If you have a close friend or relative mourning the loss of a child, then the below advice will help you get better informed about their needs.

Understand Their Emotions – Don’t Ignore Them

Losing a child will have a profound impact on their behavior and how they interact with people. They may seem cold or indifferent to you at times and tend to avoid speaking with anyone including you. It doesn’t mean they don’t regard your support or are grieving wrong by any means.

The emotional turmoil and turbulence that come with the death of a child are too difficult to bear and often prompt the brain to behave unusually as a means to protect itself. Understand the vitality of the situation and try to be there to see them through this critical journey. They may feel isolated if you’re not around.
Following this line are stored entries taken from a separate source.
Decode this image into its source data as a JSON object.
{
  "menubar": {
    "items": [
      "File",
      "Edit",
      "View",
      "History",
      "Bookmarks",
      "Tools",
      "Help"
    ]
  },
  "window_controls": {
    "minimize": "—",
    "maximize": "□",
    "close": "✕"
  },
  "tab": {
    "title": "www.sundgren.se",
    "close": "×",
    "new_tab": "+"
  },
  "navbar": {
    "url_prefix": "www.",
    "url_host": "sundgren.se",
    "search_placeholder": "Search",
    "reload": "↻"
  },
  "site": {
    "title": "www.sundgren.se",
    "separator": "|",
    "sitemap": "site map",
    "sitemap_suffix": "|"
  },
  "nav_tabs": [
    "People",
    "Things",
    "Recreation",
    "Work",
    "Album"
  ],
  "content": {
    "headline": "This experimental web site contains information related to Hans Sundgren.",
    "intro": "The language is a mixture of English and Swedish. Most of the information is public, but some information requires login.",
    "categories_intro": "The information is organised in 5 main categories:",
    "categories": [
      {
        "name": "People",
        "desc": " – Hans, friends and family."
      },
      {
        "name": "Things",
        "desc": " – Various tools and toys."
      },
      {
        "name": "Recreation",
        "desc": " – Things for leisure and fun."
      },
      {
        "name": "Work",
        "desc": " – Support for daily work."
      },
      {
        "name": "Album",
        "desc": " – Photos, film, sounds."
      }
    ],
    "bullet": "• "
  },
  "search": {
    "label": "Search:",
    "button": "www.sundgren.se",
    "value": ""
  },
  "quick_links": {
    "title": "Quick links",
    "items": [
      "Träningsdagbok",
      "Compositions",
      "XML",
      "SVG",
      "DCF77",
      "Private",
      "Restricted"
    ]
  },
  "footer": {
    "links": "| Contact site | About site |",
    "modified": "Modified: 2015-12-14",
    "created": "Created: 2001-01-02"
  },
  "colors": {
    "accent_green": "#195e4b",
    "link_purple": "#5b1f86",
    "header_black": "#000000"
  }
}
Talk About the Deceased Child

Don’t be afraid from talking about the lost child if it comes up during the conversation. The more you discuss their child, the quicker they’d be adapted to the changed reality. Acknowledge their loss and pain by saying, “I am so sorry for your loss. He/she was such a kind-hearted, brilliant individual. I am always here to help if you ever need me.” Running away from the topic or keeping a silence would do no benefit – and often adds to their pain.

However, don’t try to lead the conversation or force them to discuss the lost child if they don’t want to. Also, let them speak more and share their emotions and stories of the deceased child and listen and acknowledge whatever they say, even if it may seem irrational to you.

Send Positive Thoughts

Offer your condolences regularly, even if you don’t get a chance to meet them very often. Your messages and letters of positive vibes, good wishes, and prayers will engender a sense of “being held up” in them and they will feel all supported and loved.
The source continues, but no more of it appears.